COKE & CRAIG: ORDERING IN

Blowing through an inheritance, cruising for sex 24/7.

By Steven McCauley

This neighbor of mine, all he does is get high and get laid. He doesn’t work; he doesn’t go to school. He doesn’t go to the gym, to the supermarket, or even leave his house really, except maybe to go to a bar nearby. But for all that being in his house, he only sleeps maybe every three days, only when his body gives out from all the cocaine and cigarettes and sex.

An uncle died and left him a small pot of money. Nothing extravagant, but enough. Instead of investing it, saving it, or buying a three-bedroom in Harlem, he keeps a steady supply of liquor, weed and coke delivered to his apartment, where he sits around playing Xbox and picking up women on Craigslist.

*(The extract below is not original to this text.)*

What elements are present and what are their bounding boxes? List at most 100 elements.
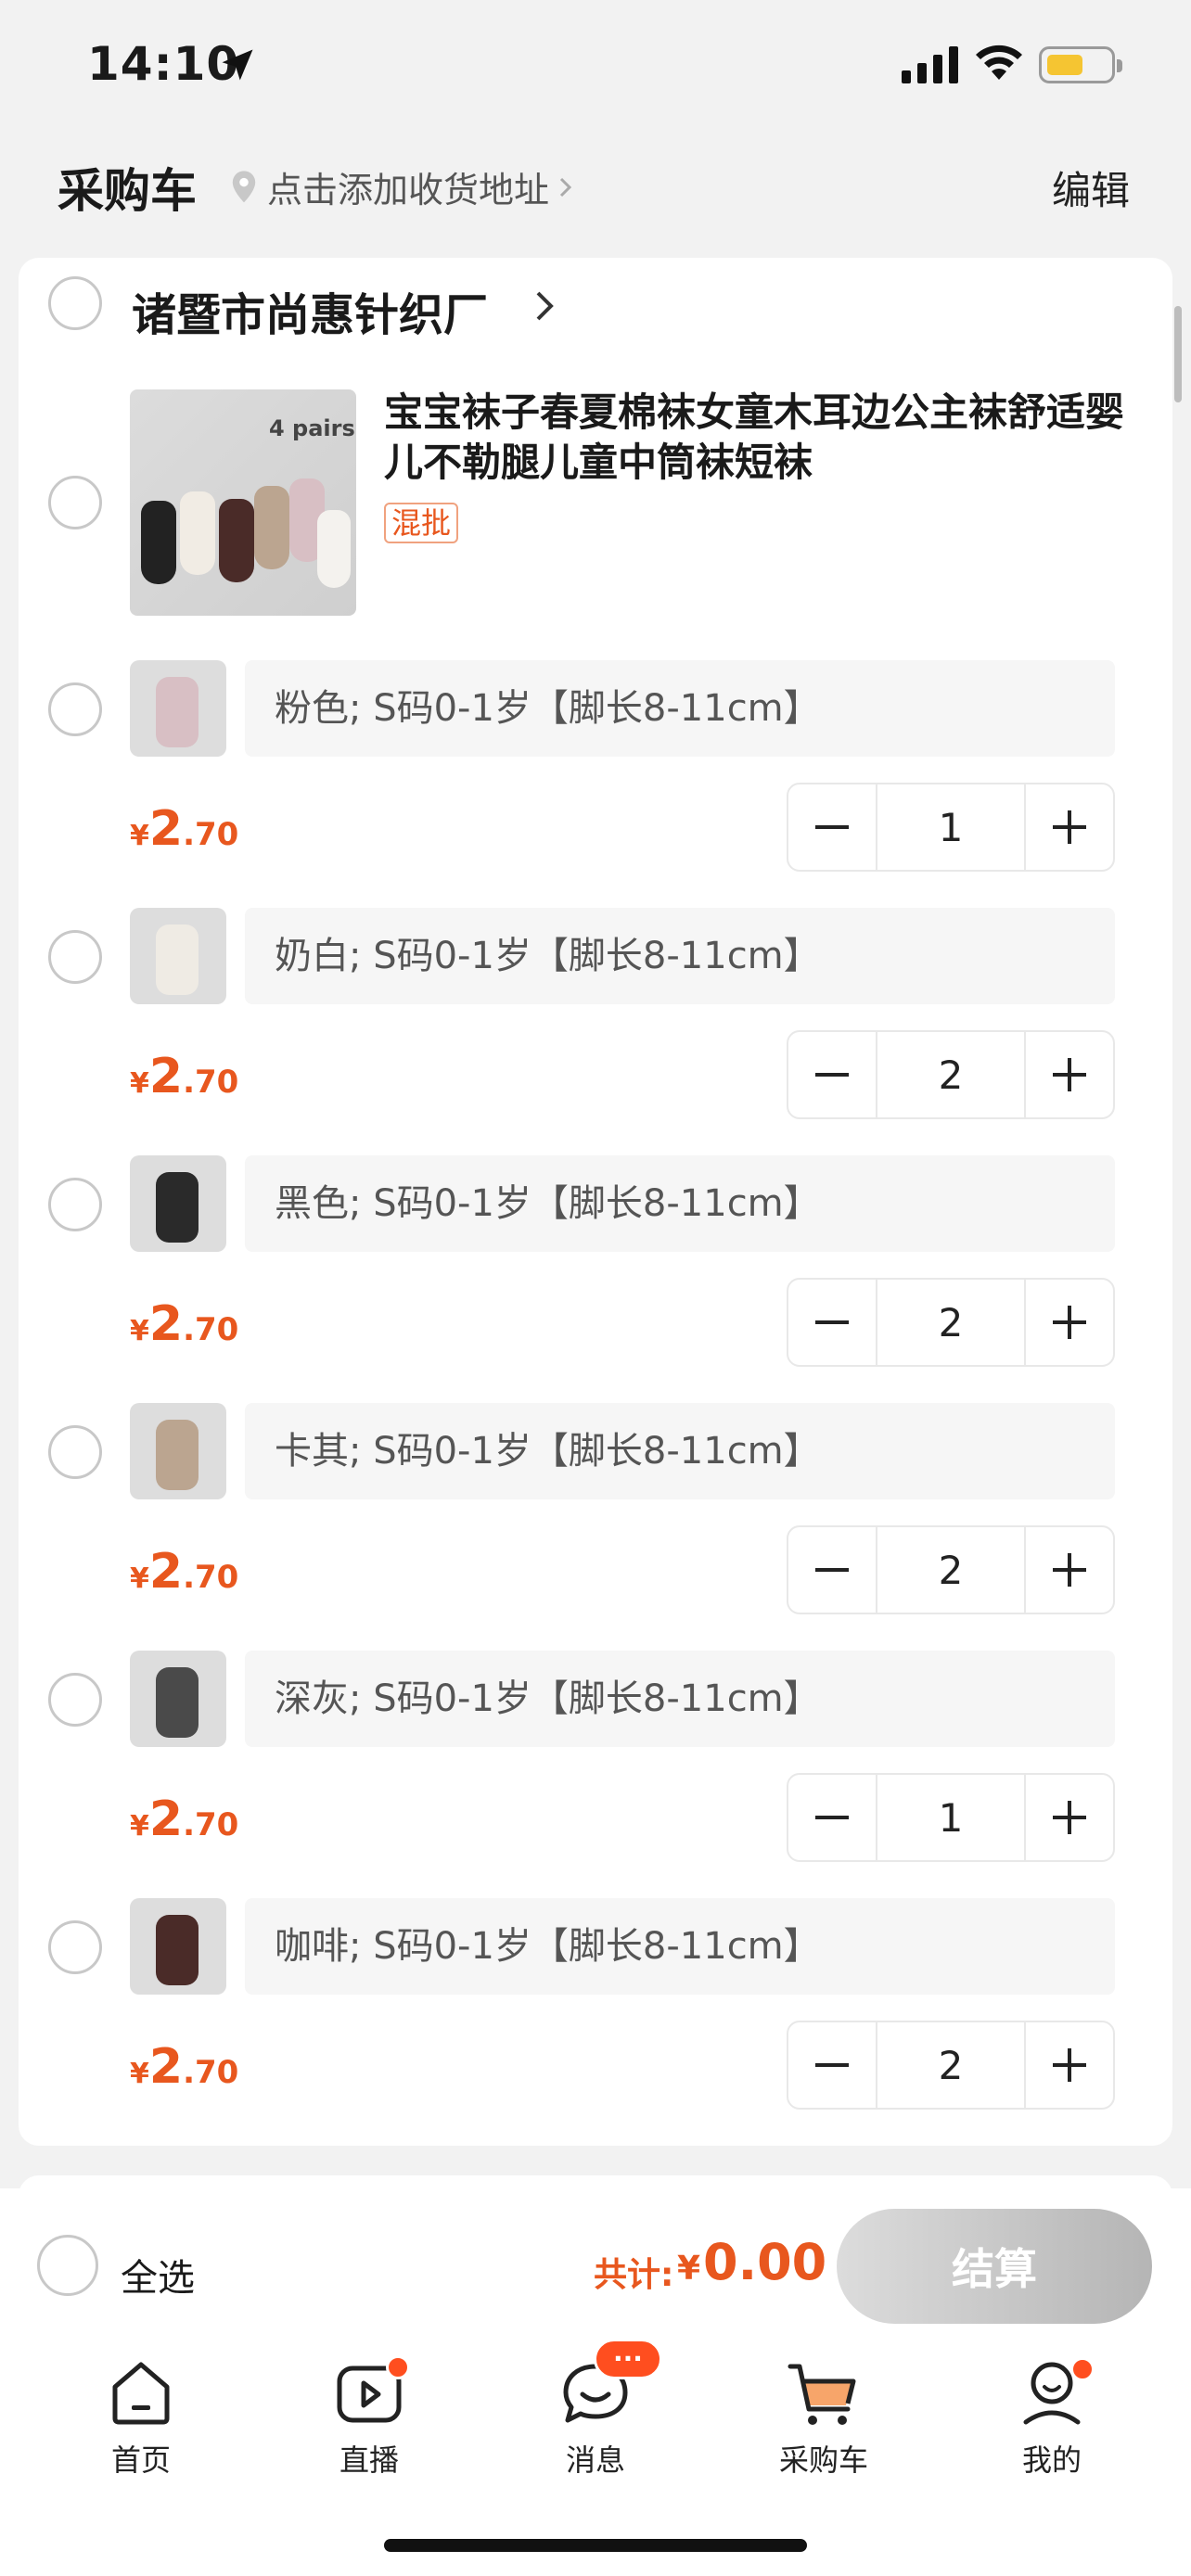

If his postings sound familiar—“Snowman looking for a ski bunny,” for example—that’s part of the trick. “It’s scientific,” he says. “You want to be a newbie, keep it strictly platonic. I had to school myself.” That sets the women at ease, he says, and never gives them a reason to think twice. There is never, ever any mention of sex. They come over for some free coke and a half-sane, harmless good time with a well-mannered Jewish boy.  “Once I get them here,” he says, sprawled out half-naked on his unmade bed, “then I mack them.”

He makes sure the posting is searchable—words like “snow,” “ski,” “party”—then drops a line in all the “personals” sections, everything from “platonic” to “casual encounters.” He picks through the responses with the sort of sick confidence that comes from years of easy scoring. “They’re lucky if they’re smart enough to come see me,” he boasts. He responds via e-mail. Eventually, when it’s clear she’s on the level and he’s not a murderer, they trade phone numbers. No pictures are exchanged because there’s no need to; this is strictly platonic. All along, she stays relaxed and he keeps it casual. The drugs are enough to bring her to his apartment. 

The nice neighborhood in Manhattan is important, he says, to establish his bona fides. His place even has a mezuzah on the front door. But inside, bags of garbage and a week’s worth of unread newspapers pile up inside the door. Improvised ashtrays, empty Marlboro Red packs and empty cognac bottles cover every flat surface. Judging from his coffee table, his breakfast was delivery french fries. 

The only bare spot in the apartment is a foot-long slab of Formica on top of the dresser, where thousands of dollars worth of coke has apparently been scraped and snorted. But when a woman’s coming over, he picks the place up, takes a shower, makes sure that anything worth stealing is shoved away in a drawer: “That’s a fiend issue,” he says. Otherwise, once she’s in his apartment, the woman is welcome to whatever she wants. She feels safe, comfortable. She’s hanging out with an easygoing guy, and an unlimited supply of cocaine and liquor are at her disposal. After five hours and a couple of fifty bags, things just tend to happen.

One professional masseuse went straight for base and getting her freak on—for free. “Once she starts smoking,” he says, “the terms of the negotiations change.” That’s why the only condiment in his fridge is baking soda.

A well-educated  woman’s husband works and she’s young and bored. Another upper-class woman came by at 7 in the morning on her way to work at a glossy magazine. She’s engaged, but that didn’t stop her from coming by for one last party. Another professional woman comes over on her lunch break. 

He even picked up a deaf woman on Craigslist. When he called her number, he got to talk to an operator on a service called “Relay.” The operator would listen to my neighbor’s casual drug slang, then type the conversation out to the deaf woman on the other line. Within an hour, she was at his apartment. They wrote back and forth in Microsoft Word documents. 

One woman went missing. She was a blond model-type, and came by his place on Christmas Day to shoot cocaine and hang out. After she left, he didn’t hear from her again. That’s nothing out of the ordinary, but a few weeks later a relative called up looking for her. No one had seen her in a month, and someone needed to tell her that her husband had overdosed in New Jersey.

My neighbor doesn’t lie in his posts on Craigslist. As horny as he is, what he really wants is company. Staying up for days on end by yourself, plowing through piles of coke and watching porn on your computer, after all, can get lonely. Maybe at some point he’ll find a more legitimate way of meeting people—or at least one that’s less expensive. 

But as I walk past his door on my way to work each morning, he’s sitting in front of his computer, staring at the dull-lit screen.